Zweihundert Jahre nach seiner Geburt gilt Otto von Bismarck als Reaktionär. Aber sein Denken erlebt eine Renaissance. Die AfD will an seine "Rückversicherungspolitik" anknüpfen, und Gerhard Schröder lobt seinen "Ausgleich mit Russland". Auch der Geopolitiker wird wieder entdeckt.

Sein Aufstieg begann mit einem Abstieg. Eine berühmte Karikatur des britischen „Punch“-Zeichners John Tenniel zeigt den greisen Staatslenker Otto von Bismarck, wie er 1890, als Reichskanzler entlassen, die Gangway eines Hochseedampfers heruntersteigt. „Der Lotse geht von Bord“, lautet die Bildzeile, und die Botschaft ist klar: Der jugendliche Kaiser Wilhelm II., der übermütig über der Reling lehnt, würde Deutschland nicht mehr so umsichtig durch alle Gefahren steuern wie der Meisterdiplomat.

Kaum hatte sich Bismarck grummelnd auf sein Gut Friedrichsruh bei Hamburg zurückgezogen, begann auch schon der Kult um ihn. Überall im Kaiserreich wurden Bismarck-Türme, -Brunnen und -Denkmäler errichtet, die wilhelminischen Untertanen verehrten ihn als „eisernen Kanzler“ und „Schmied des Reiches“, geradezu als Übermenschen in Kürassierstiefeln. Dabei war der Politiker in seiner Regierungszeit nie populär gewesen, „bei vielen“, befand der Publizist Sebastian Haffner, „war er schlechthin verhasst“. Dafür hatte Bismarcks demonstrative Verachtung der Demokratie gesorgt, im relativ machtlosen Parlament sah er nicht mehr als ein „Überdruckventil“, dessen Beschlüsse er nur dann respektierte, wenn sie seinen Plänen entsprachen.

Preußen und später Deutschland regierte der Kanzler beinahe wie ein absoluter Herrscher und konnte sich dabei stets auf die Loyalität des Königs und Kaisers Wilhelm I. verlassen, der sich ihm politisch unterworfen hatte.
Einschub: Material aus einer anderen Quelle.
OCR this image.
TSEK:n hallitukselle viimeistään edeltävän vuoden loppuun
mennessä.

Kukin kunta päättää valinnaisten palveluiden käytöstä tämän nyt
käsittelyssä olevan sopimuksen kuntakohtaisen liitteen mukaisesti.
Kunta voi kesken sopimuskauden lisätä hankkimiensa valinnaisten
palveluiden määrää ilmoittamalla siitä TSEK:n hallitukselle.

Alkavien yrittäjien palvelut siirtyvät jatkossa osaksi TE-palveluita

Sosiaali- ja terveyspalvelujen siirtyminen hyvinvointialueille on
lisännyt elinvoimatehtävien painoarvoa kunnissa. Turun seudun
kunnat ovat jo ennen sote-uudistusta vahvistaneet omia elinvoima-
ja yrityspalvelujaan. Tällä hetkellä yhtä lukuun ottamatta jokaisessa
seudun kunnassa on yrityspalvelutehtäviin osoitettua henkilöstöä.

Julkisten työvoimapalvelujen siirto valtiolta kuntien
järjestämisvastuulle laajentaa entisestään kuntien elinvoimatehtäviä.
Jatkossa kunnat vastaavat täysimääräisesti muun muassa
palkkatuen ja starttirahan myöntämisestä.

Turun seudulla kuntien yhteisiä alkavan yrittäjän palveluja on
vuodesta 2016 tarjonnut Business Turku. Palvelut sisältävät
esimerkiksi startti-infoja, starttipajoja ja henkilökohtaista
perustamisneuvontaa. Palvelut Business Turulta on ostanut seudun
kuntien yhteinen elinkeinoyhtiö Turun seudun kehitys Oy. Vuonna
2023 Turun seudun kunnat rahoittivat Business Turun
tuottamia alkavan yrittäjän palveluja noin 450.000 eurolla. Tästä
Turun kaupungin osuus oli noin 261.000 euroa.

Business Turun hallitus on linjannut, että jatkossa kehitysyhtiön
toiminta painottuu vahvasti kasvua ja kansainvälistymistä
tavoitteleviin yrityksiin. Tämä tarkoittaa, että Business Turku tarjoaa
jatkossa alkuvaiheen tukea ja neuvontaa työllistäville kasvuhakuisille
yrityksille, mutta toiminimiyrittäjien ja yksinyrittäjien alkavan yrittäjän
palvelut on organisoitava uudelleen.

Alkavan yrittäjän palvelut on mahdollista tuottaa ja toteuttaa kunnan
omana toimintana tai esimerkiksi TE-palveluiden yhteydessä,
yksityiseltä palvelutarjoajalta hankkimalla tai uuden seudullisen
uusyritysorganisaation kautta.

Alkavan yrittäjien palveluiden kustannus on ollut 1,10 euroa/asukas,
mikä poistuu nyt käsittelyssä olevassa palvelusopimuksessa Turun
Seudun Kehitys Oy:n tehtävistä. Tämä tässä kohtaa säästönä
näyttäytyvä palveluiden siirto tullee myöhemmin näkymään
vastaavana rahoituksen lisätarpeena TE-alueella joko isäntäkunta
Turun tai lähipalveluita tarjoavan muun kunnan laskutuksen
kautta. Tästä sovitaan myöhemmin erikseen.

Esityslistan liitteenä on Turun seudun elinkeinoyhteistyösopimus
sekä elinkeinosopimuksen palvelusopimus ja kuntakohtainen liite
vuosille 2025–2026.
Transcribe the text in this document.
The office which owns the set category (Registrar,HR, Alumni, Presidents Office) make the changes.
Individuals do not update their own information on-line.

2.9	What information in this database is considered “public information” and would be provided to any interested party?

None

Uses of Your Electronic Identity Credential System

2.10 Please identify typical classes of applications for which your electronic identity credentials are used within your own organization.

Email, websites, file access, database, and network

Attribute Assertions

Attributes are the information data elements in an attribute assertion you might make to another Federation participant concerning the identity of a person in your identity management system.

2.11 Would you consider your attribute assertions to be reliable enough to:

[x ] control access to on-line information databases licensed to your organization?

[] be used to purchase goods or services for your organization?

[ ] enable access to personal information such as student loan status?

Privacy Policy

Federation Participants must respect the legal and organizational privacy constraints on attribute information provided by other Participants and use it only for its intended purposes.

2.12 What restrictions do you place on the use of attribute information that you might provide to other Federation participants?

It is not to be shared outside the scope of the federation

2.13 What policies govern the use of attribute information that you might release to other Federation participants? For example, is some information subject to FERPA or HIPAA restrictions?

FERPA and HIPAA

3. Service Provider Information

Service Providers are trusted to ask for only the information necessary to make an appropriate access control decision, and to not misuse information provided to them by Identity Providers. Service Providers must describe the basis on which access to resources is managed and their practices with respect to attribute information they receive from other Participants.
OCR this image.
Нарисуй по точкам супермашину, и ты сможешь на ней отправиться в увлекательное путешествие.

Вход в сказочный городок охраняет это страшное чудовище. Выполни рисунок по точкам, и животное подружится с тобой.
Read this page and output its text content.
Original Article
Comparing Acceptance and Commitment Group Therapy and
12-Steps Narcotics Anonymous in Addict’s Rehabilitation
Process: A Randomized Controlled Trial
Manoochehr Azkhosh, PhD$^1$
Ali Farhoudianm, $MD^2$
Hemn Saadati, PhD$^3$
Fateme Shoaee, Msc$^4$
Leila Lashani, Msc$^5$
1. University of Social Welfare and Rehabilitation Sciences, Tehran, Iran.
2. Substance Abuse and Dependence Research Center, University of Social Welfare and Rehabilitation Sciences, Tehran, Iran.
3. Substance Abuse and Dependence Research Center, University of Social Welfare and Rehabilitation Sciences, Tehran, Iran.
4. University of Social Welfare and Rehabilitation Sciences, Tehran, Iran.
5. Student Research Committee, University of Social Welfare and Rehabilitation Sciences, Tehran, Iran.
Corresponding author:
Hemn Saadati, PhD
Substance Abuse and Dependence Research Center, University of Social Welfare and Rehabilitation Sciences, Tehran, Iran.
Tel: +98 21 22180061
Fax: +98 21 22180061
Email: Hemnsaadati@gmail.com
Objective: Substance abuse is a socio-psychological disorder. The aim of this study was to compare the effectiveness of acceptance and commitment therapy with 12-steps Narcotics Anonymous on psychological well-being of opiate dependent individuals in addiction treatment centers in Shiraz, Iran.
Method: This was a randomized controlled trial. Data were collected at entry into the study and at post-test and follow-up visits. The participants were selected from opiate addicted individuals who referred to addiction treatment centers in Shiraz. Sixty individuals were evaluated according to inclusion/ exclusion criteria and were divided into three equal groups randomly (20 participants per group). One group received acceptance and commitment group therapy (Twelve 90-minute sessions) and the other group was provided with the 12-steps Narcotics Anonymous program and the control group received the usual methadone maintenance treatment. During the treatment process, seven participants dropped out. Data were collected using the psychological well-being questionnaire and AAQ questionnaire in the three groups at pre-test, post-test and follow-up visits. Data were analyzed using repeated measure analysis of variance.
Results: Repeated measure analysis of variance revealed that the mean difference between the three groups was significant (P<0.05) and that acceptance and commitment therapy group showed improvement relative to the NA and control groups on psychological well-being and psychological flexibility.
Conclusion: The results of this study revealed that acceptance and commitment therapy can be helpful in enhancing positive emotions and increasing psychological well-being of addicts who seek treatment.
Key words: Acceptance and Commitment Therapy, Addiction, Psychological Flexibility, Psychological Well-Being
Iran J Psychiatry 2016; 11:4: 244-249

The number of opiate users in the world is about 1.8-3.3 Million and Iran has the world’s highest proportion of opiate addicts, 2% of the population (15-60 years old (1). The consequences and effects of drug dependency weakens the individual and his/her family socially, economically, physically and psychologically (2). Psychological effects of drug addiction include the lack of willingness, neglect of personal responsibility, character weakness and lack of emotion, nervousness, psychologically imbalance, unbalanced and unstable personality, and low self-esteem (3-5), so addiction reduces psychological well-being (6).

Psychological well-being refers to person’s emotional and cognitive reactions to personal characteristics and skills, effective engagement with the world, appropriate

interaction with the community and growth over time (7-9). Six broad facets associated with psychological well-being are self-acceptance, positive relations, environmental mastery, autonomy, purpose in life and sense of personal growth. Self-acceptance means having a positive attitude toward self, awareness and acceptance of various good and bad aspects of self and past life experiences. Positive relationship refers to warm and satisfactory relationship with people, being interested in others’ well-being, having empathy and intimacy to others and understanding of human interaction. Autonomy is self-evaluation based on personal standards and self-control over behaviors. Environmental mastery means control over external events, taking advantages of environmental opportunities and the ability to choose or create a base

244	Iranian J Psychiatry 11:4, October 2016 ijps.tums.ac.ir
Innenpolitik betrieb Bismarck nicht anders als Außenpolitik, er schmiedete wechselnde Bündnisse und ließ sie, wenn es opportun war, schnell wieder platzen. So machte er sich alle großen Parteien, die er ohnehin für „Reichsfeinde“ hielt, zu Gegnern – von den Liberalen über das den Katholiken nahe stehende Zentrum bis zur aufstrebenden Sozialdemokratie. „Ich suche die preußische Ehre darin“, so hatte er schon früh sein Credo formuliert, „dass Preußen sich von jeder schmachvollen Verbindung mit der Demokratie entfernt halte“.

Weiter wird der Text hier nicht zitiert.